Tuesday, August 30, 2005

Bangalore airport promoters refute MP's charges

Bangalore airport promoters refute MP's charges
New Indian Express

BANGALORE: The promoters of a new international airport some 30 km from here have expressed strong reservations over a parliamentary panel's report that faults their act of awarding some civil contracts to themselves.

The public-private consortium set up to build the Rs.14-billion ($320 million) airport at Devenahalli justified the award of contracts to four of the five promoters as they had a long standing in the aviation business.

Besides the Karnataka government, the four private sector promoters are Siemens AG of Germany, Zurich Airport Authority, Mumbai-based Larson and Toubro and the state-run Airport Authority of India (AAI).

"The contracts were awarded in conformity to the terms and conditions laid down in the global bid for the airport project floated by the Karnataka government," said Albert Brunner, chief executive of Bangalore International Airport.

"One of the criteria in the tendering process was that the consortium promoters should have wide experience in the construction, maintenance and operation of infrastructure projects, including airports, as in this case," Brunner told IANS.

But in a report tabled earlier this week, the parliamentary panel on aviation chaired by Nilotpal Basu of the Communist Party of India-Marxist sought a probe into the award of contracts at the Bangalore airport.

"Since the equity holders are themselves the service providers, there is certainly a conflict of interest," the panel observed.

Contracts worth Rs 8.86 billion ($200 million) have been awarded to Larsen and Toubro that accounts for Rs 5.5 billion ($125 million) and Siemens, which has a share of Rs 3.26 billion ($75 million) for executing the project.

While the Zurich Airport Authority will maintain and operate the project, the AAI will provide air traffic management, including air traffic control and allied services.

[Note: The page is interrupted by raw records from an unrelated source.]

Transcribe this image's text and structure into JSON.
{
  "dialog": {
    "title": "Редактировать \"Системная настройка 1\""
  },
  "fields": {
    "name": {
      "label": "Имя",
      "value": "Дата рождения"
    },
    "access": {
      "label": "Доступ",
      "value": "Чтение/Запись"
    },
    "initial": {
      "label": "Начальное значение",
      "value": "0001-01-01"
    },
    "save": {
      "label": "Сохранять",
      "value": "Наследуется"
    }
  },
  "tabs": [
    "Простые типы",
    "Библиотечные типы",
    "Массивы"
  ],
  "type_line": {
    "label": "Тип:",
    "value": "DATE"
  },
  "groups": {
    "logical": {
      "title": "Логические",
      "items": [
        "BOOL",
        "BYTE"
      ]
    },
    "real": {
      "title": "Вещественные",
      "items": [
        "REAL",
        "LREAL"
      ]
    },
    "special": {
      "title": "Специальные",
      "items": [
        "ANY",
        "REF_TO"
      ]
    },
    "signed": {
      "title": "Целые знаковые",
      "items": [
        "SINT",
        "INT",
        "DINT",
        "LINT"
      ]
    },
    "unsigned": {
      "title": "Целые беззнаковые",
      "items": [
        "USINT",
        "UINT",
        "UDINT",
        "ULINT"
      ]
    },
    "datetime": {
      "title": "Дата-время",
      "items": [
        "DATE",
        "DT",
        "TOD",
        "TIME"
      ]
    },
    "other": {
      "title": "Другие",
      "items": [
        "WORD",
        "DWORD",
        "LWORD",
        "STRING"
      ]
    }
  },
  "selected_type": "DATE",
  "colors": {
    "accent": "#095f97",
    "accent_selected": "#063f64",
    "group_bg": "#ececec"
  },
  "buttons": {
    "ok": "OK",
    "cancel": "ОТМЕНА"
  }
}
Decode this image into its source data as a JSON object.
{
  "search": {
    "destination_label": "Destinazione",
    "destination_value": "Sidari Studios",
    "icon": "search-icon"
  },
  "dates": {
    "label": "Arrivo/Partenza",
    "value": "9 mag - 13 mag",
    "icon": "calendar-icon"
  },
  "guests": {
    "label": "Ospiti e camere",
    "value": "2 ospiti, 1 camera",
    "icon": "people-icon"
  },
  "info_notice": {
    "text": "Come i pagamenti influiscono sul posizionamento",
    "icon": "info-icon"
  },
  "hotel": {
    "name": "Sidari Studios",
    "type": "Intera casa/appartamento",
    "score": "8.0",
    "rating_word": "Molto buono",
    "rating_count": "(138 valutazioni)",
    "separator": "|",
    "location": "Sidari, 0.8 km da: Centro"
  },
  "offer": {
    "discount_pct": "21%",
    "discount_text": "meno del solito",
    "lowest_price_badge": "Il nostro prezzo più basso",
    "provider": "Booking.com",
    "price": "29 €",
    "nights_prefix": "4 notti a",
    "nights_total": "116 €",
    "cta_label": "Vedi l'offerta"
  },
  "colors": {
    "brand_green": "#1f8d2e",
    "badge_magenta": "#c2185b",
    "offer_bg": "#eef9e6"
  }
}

"The board was aware of the conflict of interest in awarding the contracts to the bidders, which also happen to be the shareholders of the project," Brunner said, of the project that is to be completed in 30 months.

"That is why we involved the independent consultants and the expert committee to ensure transparency in finalising the deals and the contractors," he said, adding that the contracts were vetted by the consultants.

The consultants were: Dorsch Consult of Germany for Siemens, C.R. Narayana and Company of Chennai for Larsen and Toubro, MOGT McDonald of Britain for Zurich Airport Authority and Scott Wilson for the ICICI, the lead commercial bank.

Brunner said when the parliamentary standing committee sought clarifications in June 2005, the consortium had submitted all information, including the documents pertaining to the contracts and explained the process of firming up the deals.

"We are open to any inquiry and ready to clarify our position. We will reiterate our stand once again and convince the committee on the transparency that was ensured in arriving at the decisions taken in fair and objective manner."

He said while the parliamentary committee had made some observations in its interim report, the consortium has not been officially informed of its content as yet. But the consortium was willing to clarify its position again.

Of the Rs 3.27 billion equity in the project, the Central and the government of Karnataka hold a 13-percent stake each, Siemens has a 40-percent stake, while Larsen and Toubro and the Zurich Airport Authority have a 17-percent share each.

The debt portion of Rs 7.35 billion - which constitutes about 60 percent of the project cost - is being financed by ICICI Bank. In addition, Karnataka has also extended a long-term interest free loan of Rs 3.5 billion, officials said.

The airport's chief executive has ruled out any impact of the parliamentary panel's findings on the project work since the construction had commenced in June and added that the airport will start operations from early-2008.